The One That Got Away: Why Margins Matter in Engineering Recruitment

The One That Got Away: Why Margins Matter in Engineering Recruitment

I wasn’t planning on watching much of the Winter Olympics.

Like many people, I caught a few highlights and then somehow found myself completely drawn in. What struck me most wasn’t just the athleticism or the spectacle.

It was the margins.

In the Women’s Downhill Skiing, the difference between winning gold and finishing fourth was just 0.86 seconds.

Less than a second.

Years of training. Countless early mornings. Relentless preparation. All decided by a margin most of us wouldn’t even notice on a stopwatch.

It made me think about recruitment.

Because in our world, timing often makes the difference between securing the engineer you really need and watching “the one that got away” join a competitor instead.

The Engineering Recruitment Reality

In engineering recruitment, strong candidates don’t remain available for long.
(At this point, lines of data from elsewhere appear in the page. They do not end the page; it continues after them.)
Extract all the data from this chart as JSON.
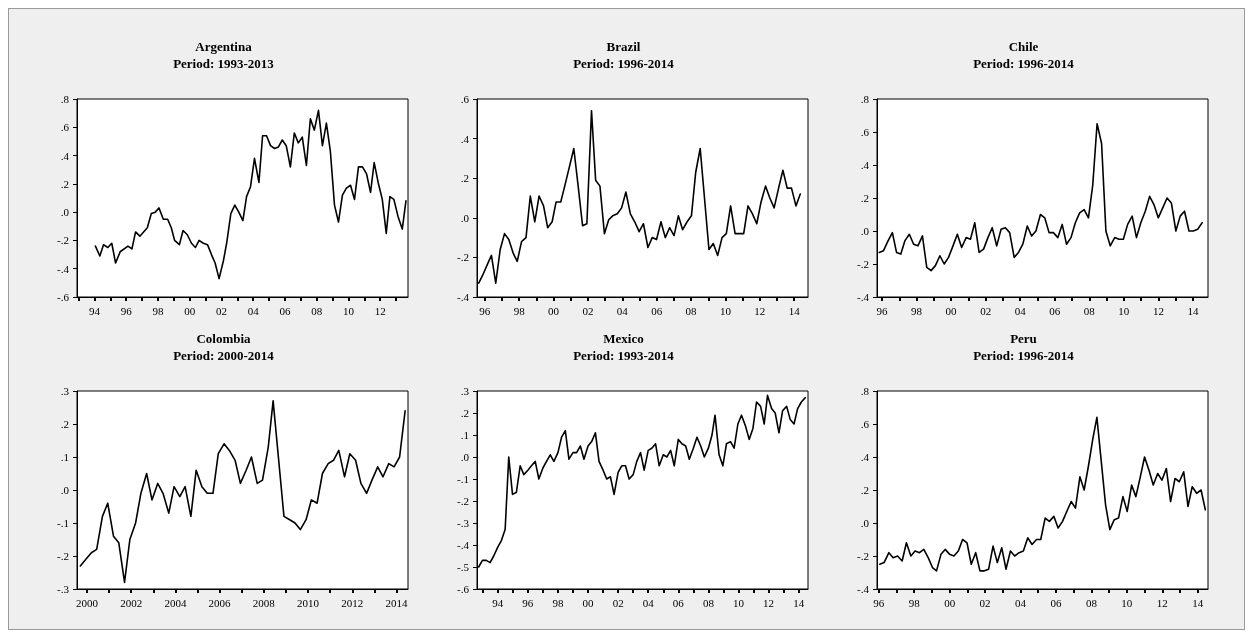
{
  "chart_data": [
    {
      "type": "line",
      "title": "Argentina",
      "subtitle": "Period: 1993-2013",
      "color": "#000000",
      "grid": false,
      "x": [
        1994.06,
        1994.34,
        1994.57,
        1994.84,
        1995.09,
        1995.33,
        1995.62,
        1996.11,
        1996.36,
        1996.59,
        1996.86,
        1997.33,
        1997.58,
        1997.83,
        1998.06,
        1998.34,
        1998.61,
        1998.84,
        1999.05,
        1999.35,
        1999.58,
        1999.85,
        2000.11,
        2000.36,
        2000.59,
        2000.86,
        2001.12,
        2001.37,
        2001.6,
        2001.85,
        2002.13,
        2002.34,
        2002.59,
        2002.84,
        2003.09,
        2003.35,
        2003.58,
        2003.83,
        2004.08,
        2004.36,
        2004.59,
        2004.84,
        2005.09,
        2005.35,
        2005.58,
        2005.83,
        2006.08,
        2006.34,
        2006.59,
        2006.84,
        2007.09,
        2007.35,
        2007.6,
        2007.85,
        2008.11,
        2008.36,
        2008.61,
        2008.86,
        2009.12,
        2009.37,
        2009.62,
        2009.87,
        2010.13,
        2010.38,
        2010.63,
        2010.88,
        2011.14,
        2011.39,
        2011.62,
        2011.87,
        2012.13,
        2012.38,
        2012.61,
        2012.86,
        2013.12,
        2013.39,
        2013.62
      ],
      "values": [
        -0.24,
        -0.31,
        -0.23,
        -0.25,
        -0.22,
        -0.36,
        -0.28,
        -0.24,
        -0.26,
        -0.14,
        -0.17,
        -0.11,
        -0.01,
        0.0,
        0.03,
        -0.05,
        -0.05,
        -0.11,
        -0.2,
        -0.23,
        -0.13,
        -0.16,
        -0.22,
        -0.25,
        -0.2,
        -0.22,
        -0.23,
        -0.3,
        -0.36,
        -0.47,
        -0.34,
        -0.21,
        -0.01,
        0.05,
        0.0,
        -0.06,
        0.11,
        0.18,
        0.38,
        0.21,
        0.54,
        0.54,
        0.47,
        0.45,
        0.46,
        0.51,
        0.47,
        0.32,
        0.56,
        0.49,
        0.53,
        0.33,
        0.66,
        0.58,
        0.72,
        0.47,
        0.63,
        0.43,
        0.05,
        -0.07,
        0.12,
        0.17,
        0.19,
        0.09,
        0.32,
        0.32,
        0.27,
        0.14,
        0.35,
        0.21,
        0.09,
        -0.15,
        0.11,
        0.09,
        -0.03,
        -0.12,
        0.08
      ],
      "xlim": [
        1992.9,
        2013.75
      ],
      "xticks": [
        {
          "value": 1993,
          "label": null
        },
        {
          "value": 1994,
          "label": "94"
        },
        {
          "value": 1995,
          "label": null
        },
        {
          "value": 1996,
          "label": "96"
        },
        {
          "value": 1997,
          "label": null
        },
        {
          "value": 1998,
          "label": "98"
        },
        {
          "value": 1999,
          "label": null
        },
        {
          "value": 2000,
          "label": "00"
        },
        {
          "value": 2001,
          "label": null
        },
        {
          "value": 2002,
          "label": "02"
        },
        {
          "value": 2003,
          "label": null
        },
        {
          "value": 2004,
          "label": "04"
        },
        {
          "value": 2005,
          "label": null
        },
        {
          "value": 2006,
          "label": "06"
        },
        {
          "value": 2007,
          "label": null
        },
        {
          "value": 2008,
          "label": "08"
        },
        {
          "value": 2009,
          "label": null
        },
        {
          "value": 2010,
          "label": "10"
        },
        {
          "value": 2011,
          "label": null
        },
        {
          "value": 2012,
          "label": "12"
        },
        {
          "value": 2013,
          "label": null
        }
      ],
      "ylim": [
        -0.6,
        0.8
      ],
      "yticks": [
        {
          "value": -0.6,
          "label": "-.6"
        },
        {
          "value": -0.4,
          "label": "-.4"
        },
        {
          "value": -0.2,
          "label": "-.2"
        },
        {
          "value": 0,
          "label": ".0"
        },
        {
          "value": 0.2,
          "label": ".2"
        },
        {
          "value": 0.4,
          "label": ".4"
        },
        {
          "value": 0.6,
          "label": ".6"
        },
        {
          "value": 0.8,
          "label": ".8"
        }
      ]
    },
    {
      "type": "line",
      "title": "Brazil",
      "subtitle": "Period: 1996-2014",
      "color": "#000000",
      "grid": false,
      "x": [
        1995.65,
        1995.88,
        1996.18,
        1996.39,
        1996.64,
        1996.9,
        1997.15,
        1997.4,
        1997.66,
        1997.89,
        1998.14,
        1998.4,
        1998.65,
        1998.91,
        1999.16,
        1999.42,
        1999.66,
        1999.92,
        2000.15,
        2000.42,
        2000.68,
        2000.93,
        2001.18,
        2001.42,
        2001.69,
        2001.94,
        2002.21,
        2002.45,
        2002.7,
        2002.96,
        2003.21,
        2003.44,
        2003.71,
        2003.96,
        2004.21,
        2004.47,
        2004.72,
        2004.98,
        2005.23,
        2005.49,
        2005.74,
        2005.99,
        2006.25,
        2006.5,
        2006.75,
        2007.01,
        2007.26,
        2007.51,
        2007.77,
        2008.02,
        2008.27,
        2008.53,
        2008.78,
        2009.04,
        2009.29,
        2009.55,
        2009.8,
        2010.05,
        2010.3,
        2010.56,
        2010.81,
        2011.06,
        2011.31,
        2011.57,
        2011.82,
        2012.07,
        2012.33,
        2012.58,
        2012.83,
        2013.09,
        2013.34,
        2013.59,
        2013.84,
        2014.1,
        2014.35
      ],
      "values": [
        -0.33,
        -0.29,
        -0.23,
        -0.19,
        -0.33,
        -0.16,
        -0.08,
        -0.11,
        -0.18,
        -0.22,
        -0.12,
        -0.1,
        0.11,
        -0.02,
        0.11,
        0.06,
        -0.05,
        -0.02,
        0.08,
        0.08,
        0.17,
        0.26,
        0.35,
        0.17,
        -0.04,
        -0.03,
        0.54,
        0.19,
        0.16,
        -0.08,
        -0.01,
        0.01,
        0.02,
        0.05,
        0.13,
        0.02,
        -0.02,
        -0.07,
        -0.03,
        -0.15,
        -0.1,
        -0.11,
        -0.02,
        -0.1,
        -0.05,
        -0.09,
        0.01,
        -0.06,
        -0.02,
        0.01,
        0.23,
        0.35,
        0.1,
        -0.16,
        -0.13,
        -0.19,
        -0.1,
        -0.08,
        0.06,
        -0.08,
        -0.08,
        -0.08,
        0.06,
        0.02,
        -0.03,
        0.08,
        0.16,
        0.1,
        0.05,
        0.15,
        0.24,
        0.15,
        0.15,
        0.06,
        0.12
      ],
      "xlim": [
        1995.55,
        2014.8
      ],
      "xticks": [
        {
          "value": 1996,
          "label": "96"
        },
        {
          "value": 1997,
          "label": null
        },
        {
          "value": 1998,
          "label": "98"
        },
        {
          "value": 1999,
          "label": null
        },
        {
          "value": 2000,
          "label": "00"
        },
        {
          "value": 2001,
          "label": null
        },
        {
          "value": 2002,
          "label": "02"
        },
        {
          "value": 2003,
          "label": null
        },
        {
          "value": 2004,
          "label": "04"
        },
        {
          "value": 2005,
          "label": null
        },
        {
          "value": 2006,
          "label": "06"
        },
        {
          "value": 2007,
          "label": null
        },
        {
          "value": 2008,
          "label": "08"
        },
        {
          "value": 2009,
          "label": null
        },
        {
          "value": 2010,
          "label": "10"
        },
        {
          "value": 2011,
          "label": null
        },
        {
          "value": 2012,
          "label": "12"
        },
        {
          "value": 2013,
          "label": null
        },
        {
          "value": 2014,
          "label": "14"
        }
      ],
      "ylim": [
        -0.4,
        0.6
      ],
      "yticks": [
        {
          "value": -0.4,
          "label": "-.4"
        },
        {
          "value": -0.2,
          "label": "-.2"
        },
        {
          "value": 0,
          "label": ".0"
        },
        {
          "value": 0.2,
          "label": ".2"
        },
        {
          "value": 0.4,
          "label": ".4"
        },
        {
          "value": 0.6,
          "label": ".6"
        }
      ]
    },
    {
      "type": "line",
      "title": "Chile",
      "subtitle": "Period: 1996-2014",
      "color": "#000000",
      "grid": false,
      "x": [
        1995.84,
        1996.08,
        1996.35,
        1996.6,
        1996.84,
        1997.09,
        1997.32,
        1997.58,
        1997.83,
        1998.08,
        1998.34,
        1998.59,
        1998.84,
        1999.09,
        1999.35,
        1999.6,
        1999.85,
        2000.11,
        2000.36,
        2000.61,
        2000.87,
        2001.12,
        2001.37,
        2001.62,
        2001.88,
        2002.13,
        2002.38,
        2002.64,
        2002.89,
        2003.14,
        2003.39,
        2003.65,
        2003.9,
        2004.15,
        2004.41,
        2004.66,
        2004.91,
        2005.17,
        2005.42,
        2005.67,
        2005.92,
        2006.18,
        2006.43,
        2006.68,
        2006.94,
        2007.19,
        2007.44,
        2007.7,
        2007.95,
        2008.2,
        2008.45,
        2008.71,
        2008.96,
        2009.21,
        2009.47,
        2009.72,
        2009.97,
        2010.22,
        2010.48,
        2010.73,
        2010.98,
        2011.24,
        2011.49,
        2011.74,
        2011.99,
        2012.25,
        2012.5,
        2012.75,
        2013.01,
        2013.26,
        2013.51,
        2013.77,
        2014.02,
        2014.27,
        2014.53
      ],
      "values": [
        -0.13,
        -0.12,
        -0.06,
        -0.01,
        -0.13,
        -0.14,
        -0.06,
        -0.02,
        -0.08,
        -0.09,
        -0.03,
        -0.22,
        -0.24,
        -0.21,
        -0.15,
        -0.2,
        -0.16,
        -0.09,
        -0.02,
        -0.1,
        -0.04,
        -0.05,
        0.05,
        -0.13,
        -0.11,
        -0.04,
        0.02,
        -0.09,
        0.01,
        0.02,
        -0.01,
        -0.16,
        -0.13,
        -0.08,
        0.03,
        -0.03,
        0.0,
        0.1,
        0.08,
        -0.01,
        -0.01,
        -0.04,
        0.04,
        -0.08,
        -0.04,
        0.05,
        0.11,
        0.13,
        0.08,
        0.28,
        0.65,
        0.53,
        0.0,
        -0.09,
        -0.04,
        -0.05,
        -0.05,
        0.04,
        0.09,
        -0.04,
        0.05,
        0.12,
        0.21,
        0.16,
        0.08,
        0.14,
        0.2,
        0.17,
        0.0,
        0.09,
        0.12,
        0.0,
        0.0,
        0.01,
        0.05
      ],
      "xlim": [
        1995.71,
        2014.87
      ],
      "xticks": [
        {
          "value": 1996,
          "label": "96"
        },
        {
          "value": 1997,
          "label": null
        },
        {
          "value": 1998,
          "label": "98"
        },
        {
          "value": 1999,
          "label": null
        },
        {
          "value": 2000,
          "label": "00"
        },
        {
          "value": 2001,
          "label": null
        },
        {
          "value": 2002,
          "label": "02"
        },
        {
          "value": 2003,
          "label": null
        },
        {
          "value": 2004,
          "label": "04"
        },
        {
          "value": 2005,
          "label": null
        },
        {
          "value": 2006,
          "label": "06"
        },
        {
          "value": 2007,
          "label": null
        },
        {
          "value": 2008,
          "label": "08"
        },
        {
          "value": 2009,
          "label": null
        },
        {
          "value": 2010,
          "label": "10"
        },
        {
          "value": 2011,
          "label": null
        },
        {
          "value": 2012,
          "label": "12"
        },
        {
          "value": 2013,
          "label": null
        },
        {
          "value": 2014,
          "label": "14"
        }
      ],
      "ylim": [
        -0.4,
        0.8
      ],
      "yticks": [
        {
          "value": -0.4,
          "label": "-.4"
        },
        {
          "value": -0.2,
          "label": "-.2"
        },
        {
          "value": 0,
          "label": ".0"
        },
        {
          "value": 0.2,
          "label": ".2"
        },
        {
          "value": 0.4,
          "label": ".4"
        },
        {
          "value": 0.6,
          "label": ".6"
        },
        {
          "value": 0.8,
          "label": ".8"
        }
      ]
    },
    {
      "type": "line",
      "title": "Colombia",
      "subtitle": "Period: 2000-2014",
      "color": "#000000",
      "grid": false,
      "x": [
        1999.7,
        1999.95,
        2000.2,
        2000.44,
        2000.7,
        2000.94,
        2001.2,
        2001.44,
        2001.7,
        2001.94,
        2002.2,
        2002.44,
        2002.7,
        2002.94,
        2003.2,
        2003.44,
        2003.7,
        2003.94,
        2004.2,
        2004.44,
        2004.7,
        2004.94,
        2005.2,
        2005.44,
        2005.7,
        2005.94,
        2006.2,
        2006.44,
        2006.7,
        2006.94,
        2007.2,
        2007.44,
        2007.7,
        2007.94,
        2008.2,
        2008.42,
        2008.91,
        2009.17,
        2009.41,
        2009.65,
        2009.91,
        2010.15,
        2010.41,
        2010.65,
        2010.91,
        2011.15,
        2011.39,
        2011.65,
        2011.89,
        2012.15,
        2012.39,
        2012.65,
        2012.89,
        2013.15,
        2013.39,
        2013.65,
        2013.89,
        2014.14,
        2014.39
      ],
      "values": [
        -0.23,
        -0.21,
        -0.19,
        -0.18,
        -0.08,
        -0.04,
        -0.14,
        -0.16,
        -0.28,
        -0.15,
        -0.1,
        -0.01,
        0.05,
        -0.03,
        0.02,
        -0.01,
        -0.07,
        0.01,
        -0.02,
        0.01,
        -0.08,
        0.06,
        0.01,
        -0.01,
        -0.01,
        0.11,
        0.14,
        0.12,
        0.09,
        0.02,
        0.06,
        0.1,
        0.02,
        0.03,
        0.13,
        0.27,
        -0.08,
        -0.09,
        -0.1,
        -0.12,
        -0.09,
        -0.03,
        -0.04,
        0.05,
        0.08,
        0.09,
        0.12,
        0.04,
        0.11,
        0.09,
        0.02,
        -0.01,
        0.03,
        0.07,
        0.04,
        0.08,
        0.07,
        0.1,
        0.24
      ],
      "xlim": [
        1999.55,
        2014.52
      ],
      "xticks": [
        2000,
        {
          "value": 2001,
          "label": null
        },
        2002,
        {
          "value": 2003,
          "label": null
        },
        2004,
        {
          "value": 2005,
          "label": null
        },
        2006,
        {
          "value": 2007,
          "label": null
        },
        2008,
        {
          "value": 2009,
          "label": null
        },
        2010,
        {
          "value": 2011,
          "label": null
        },
        2012,
        {
          "value": 2013,
          "label": null
        },
        2014
      ],
      "ylim": [
        -0.3,
        0.3
      ],
      "yticks": [
        {
          "value": -0.3,
          "label": "-.3"
        },
        {
          "value": -0.2,
          "label": "-.2"
        },
        {
          "value": -0.1,
          "label": "-.1"
        },
        {
          "value": 0,
          "label": ".0"
        },
        {
          "value": 0.1,
          "label": ".1"
        },
        {
          "value": 0.2,
          "label": ".2"
        },
        {
          "value": 0.3,
          "label": ".3"
        }
      ]
    },
    {
      "type": "line",
      "title": "Mexico",
      "subtitle": "Period: 1993-2014",
      "color": "#000000",
      "grid": false,
      "x": [
        1992.73,
        1992.98,
        1993.24,
        1993.49,
        1993.73,
        1994.0,
        1994.24,
        1994.49,
        1994.73,
        1994.98,
        1995.24,
        1995.49,
        1995.73,
        1996.0,
        1996.24,
        1996.49,
        1996.73,
        1997.0,
        1997.24,
        1997.49,
        1997.73,
        1998.0,
        1998.24,
        1998.49,
        1998.73,
        1999.0,
        1999.24,
        1999.49,
        1999.73,
        2000.0,
        2000.24,
        2000.49,
        2000.73,
        2001.0,
        2001.24,
        2001.49,
        2001.73,
        2002.0,
        2002.24,
        2002.49,
        2002.73,
        2003.0,
        2003.24,
        2003.49,
        2003.73,
        2004.0,
        2004.24,
        2004.49,
        2004.73,
        2005.0,
        2005.24,
        2005.49,
        2005.73,
        2006.0,
        2006.24,
        2006.49,
        2006.73,
        2007.0,
        2007.24,
        2007.49,
        2007.73,
        2008.0,
        2008.24,
        2008.44,
        2008.71,
        2008.96,
        2009.2,
        2009.47,
        2009.71,
        2009.96,
        2010.2,
        2010.47,
        2010.71,
        2010.96,
        2011.2,
        2011.47,
        2011.71,
        2011.93,
        2012.2,
        2012.44,
        2012.69,
        2012.93,
        2013.2,
        2013.44,
        2013.69,
        2013.93,
        2014.18,
        2014.44
      ],
      "values": [
        -0.5,
        -0.47,
        -0.47,
        -0.48,
        -0.45,
        -0.41,
        -0.38,
        -0.33,
        0.0,
        -0.17,
        -0.16,
        -0.04,
        -0.08,
        -0.06,
        -0.04,
        -0.02,
        -0.1,
        -0.05,
        -0.02,
        0.01,
        -0.02,
        0.02,
        0.09,
        0.12,
        -0.01,
        0.02,
        0.02,
        0.05,
        -0.01,
        0.05,
        0.07,
        0.11,
        -0.02,
        -0.06,
        -0.1,
        -0.09,
        -0.17,
        -0.07,
        -0.04,
        -0.04,
        -0.1,
        -0.08,
        -0.02,
        0.02,
        -0.06,
        0.03,
        0.04,
        0.06,
        -0.04,
        0.01,
        0.0,
        0.03,
        -0.04,
        0.08,
        0.06,
        0.05,
        -0.01,
        0.04,
        0.09,
        0.05,
        0.0,
        0.04,
        0.1,
        0.19,
        0.01,
        -0.04,
        0.06,
        0.07,
        0.04,
        0.15,
        0.19,
        0.14,
        0.08,
        0.13,
        0.25,
        0.23,
        0.15,
        0.28,
        0.22,
        0.2,
        0.11,
        0.21,
        0.23,
        0.17,
        0.15,
        0.22,
        0.25,
        0.27
      ],
      "xlim": [
        1992.62,
        2014.62
      ],
      "xticks": [
        {
          "value": 1993,
          "label": null
        },
        {
          "value": 1994,
          "label": "94"
        },
        {
          "value": 1995,
          "label": null
        },
        {
          "value": 1996,
          "label": "96"
        },
        {
          "value": 1997,
          "label": null
        },
        {
          "value": 1998,
          "label": "98"
        },
        {
          "value": 1999,
          "label": null
        },
        {
          "value": 2000,
          "label": "00"
        },
        {
          "value": 2001,
          "label": null
        },
        {
          "value": 2002,
          "label": "02"
        },
        {
          "value": 2003,
          "label": null
        },
        {
          "value": 2004,
          "label": "04"
        },
        {
          "value": 2005,
          "label": null
        },
        {
          "value": 2006,
          "label": "06"
        },
        {
          "value": 2007,
          "label": null
        },
        {
          "value": 2008,
          "label": "08"
        },
        {
          "value": 2009,
          "label": null
        },
        {
          "value": 2010,
          "label": "10"
        },
        {
          "value": 2011,
          "label": null
        },
        {
          "value": 2012,
          "label": "12"
        },
        {
          "value": 2013,
          "label": null
        },
        {
          "value": 2014,
          "label": "14"
        }
      ],
      "ylim": [
        -0.6,
        0.3
      ],
      "yticks": [
        {
          "value": -0.6,
          "label": "-.6"
        },
        {
          "value": -0.5,
          "label": "-.5"
        },
        {
          "value": -0.4,
          "label": "-.4"
        },
        {
          "value": -0.3,
          "label": "-.3"
        },
        {
          "value": -0.2,
          "label": "-.2"
        },
        {
          "value": -0.1,
          "label": "-.1"
        },
        {
          "value": 0,
          "label": ".0"
        },
        {
          "value": 0.1,
          "label": ".1"
        },
        {
          "value": 0.2,
          "label": ".2"
        },
        {
          "value": 0.3,
          "label": ".3"
        }
      ]
    },
    {
      "type": "line",
      "title": "Peru",
      "subtitle": "Period: 1996-2014",
      "color": "#000000",
      "grid": false,
      "x": [
        1996.06,
        1996.3,
        1996.57,
        1996.81,
        1997.06,
        1997.32,
        1997.56,
        1997.81,
        1998.05,
        1998.3,
        1998.54,
        1998.79,
        1999.03,
        1999.26,
        1999.51,
        1999.75,
        2000.0,
        2000.24,
        2000.49,
        2000.73,
        2000.98,
        2001.22,
        2001.47,
        2001.71,
        2001.96,
        2002.2,
        2002.45,
        2002.69,
        2002.94,
        2003.18,
        2003.43,
        2003.67,
        2003.92,
        2004.16,
        2004.41,
        2004.65,
        2004.9,
        2005.14,
        2005.39,
        2005.63,
        2005.88,
        2006.12,
        2006.37,
        2006.61,
        2006.86,
        2007.1,
        2007.35,
        2007.59,
        2007.84,
        2008.08,
        2008.31,
        2008.8,
        2009.04,
        2009.29,
        2009.53,
        2009.78,
        2010.02,
        2010.27,
        2010.51,
        2010.76,
        2011.0,
        2011.25,
        2011.49,
        2011.74,
        2011.98,
        2012.23,
        2012.47,
        2012.72,
        2012.96,
        2013.21,
        2013.45,
        2013.69,
        2013.94,
        2014.19,
        2014.43
      ],
      "values": [
        -0.25,
        -0.24,
        -0.18,
        -0.21,
        -0.2,
        -0.23,
        -0.12,
        -0.2,
        -0.17,
        -0.18,
        -0.16,
        -0.21,
        -0.27,
        -0.29,
        -0.19,
        -0.16,
        -0.19,
        -0.2,
        -0.17,
        -0.1,
        -0.12,
        -0.25,
        -0.18,
        -0.29,
        -0.29,
        -0.28,
        -0.14,
        -0.24,
        -0.15,
        -0.28,
        -0.17,
        -0.2,
        -0.18,
        -0.17,
        -0.09,
        -0.13,
        -0.1,
        -0.1,
        0.03,
        0.01,
        0.04,
        -0.03,
        0.01,
        0.07,
        0.13,
        0.09,
        0.28,
        0.2,
        0.35,
        0.51,
        0.64,
        0.11,
        -0.04,
        0.02,
        0.03,
        0.16,
        0.07,
        0.23,
        0.16,
        0.28,
        0.4,
        0.32,
        0.23,
        0.3,
        0.26,
        0.33,
        0.13,
        0.27,
        0.25,
        0.31,
        0.1,
        0.22,
        0.18,
        0.2,
        0.08
      ],
      "xlim": [
        1995.9,
        2014.58
      ],
      "xticks": [
        {
          "value": 1996,
          "label": "96"
        },
        {
          "value": 1997,
          "label": null
        },
        {
          "value": 1998,
          "label": "98"
        },
        {
          "value": 1999,
          "label": null
        },
        {
          "value": 2000,
          "label": "00"
        },
        {
          "value": 2001,
          "label": null
        },
        {
          "value": 2002,
          "label": "02"
        },
        {
          "value": 2003,
          "label": null
        },
        {
          "value": 2004,
          "label": "04"
        },
        {
          "value": 2005,
          "label": null
        },
        {
          "value": 2006,
          "label": "06"
        },
        {
          "value": 2007,
          "label": null
        },
        {
          "value": 2008,
          "label": "08"
        },
        {
          "value": 2009,
          "label": null
        },
        {
          "value": 2010,
          "label": "10"
        },
        {
          "value": 2011,
          "label": null
        },
        {
          "value": 2012,
          "label": "12"
        },
        {
          "value": 2013,
          "label": null
        },
        {
          "value": 2014,
          "label": "14"
        }
      ],
      "ylim": [
        -0.4,
        0.8
      ],
      "yticks": [
        {
          "value": -0.4,
          "label": "-.4"
        },
        {
          "value": -0.2,
          "label": "-.2"
        },
        {
          "value": 0,
          "label": ".0"
        },
        {
          "value": 0.2,
          "label": ".2"
        },
        {
          "value": 0.4,
          "label": ".4"
        },
        {
          "value": 0.6,
          "label": ".6"
        },
        {
          "value": 0.8,
          "label": ".8"
        }
      ]
    }
  ]
}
When a skilled ex-military engineer decides the time is right to move, they are rarely speaking to just one employer. They are exploring options, assessing culture, evaluating progression, and considering where their skills will be valued most.
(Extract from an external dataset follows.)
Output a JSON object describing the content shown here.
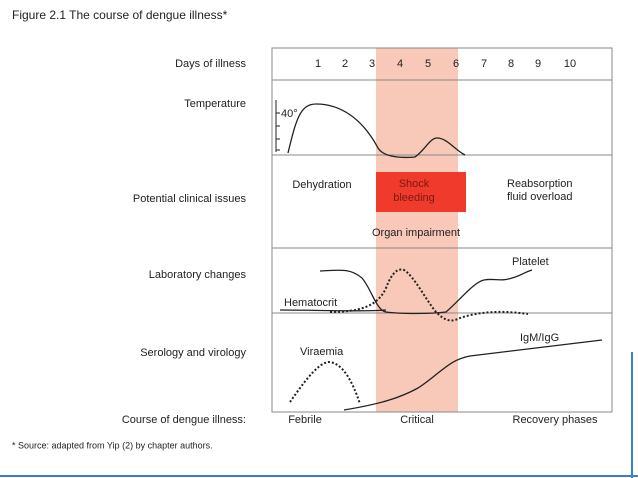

The difference between securing them and missing out is rarely dramatic.

It’s not usually about a wildly different salary.
It’s not always about a radically better benefits package.

More often than not, it’s about pace.

  • How quickly feedback is provided after interview

  • How decisively an offer is made

  • How clearly expectations are communicated

  • How engaged the employer remains between offer and start date

Just like the downhill skier, it’s the margins that matter.

When Momentum Is Lost

We’ve seen it happen more than once.

An employer takes a little longer to confirm next steps. Internal approvals stall. Feedback drifts. Another company moves with clarity and urgency.

Suddenly, the candidate is no longer available.

On paper, both roles were strong.
Both offered competitive packages.
Both had good long-term prospects.

The difference? Momentum.

Recruitment isn’t a race down a mountain, and decisions absolutely need to be considered. But in a competitive engineering market, particularly when working with experienced ex-military talent, controlled urgency matters.

Good candidates interpret slow processes as hesitation.
Decisive processes signal confidence.

2026 and the Opportunity Ahead

As more personnel transition from the Armed Forces, employers will have access to an exceptional talent pool of engineers, technicians, and technical managers.

But that talent pool will be competitive.

The organisations that succeed won’t necessarily be the ones offering the very highest salaries.

They’ll be the ones who:

  • Move efficiently

  • Communicate clearly

  • Demonstrate commitment

  • Maintain engagement throughout the process

A Simple Question for Hiring Managers

If you’re hiring this year, ask yourself:

Are we moving at the right pace?

And in recruitment, just like in elite sport, the smallest margins can make all the difference.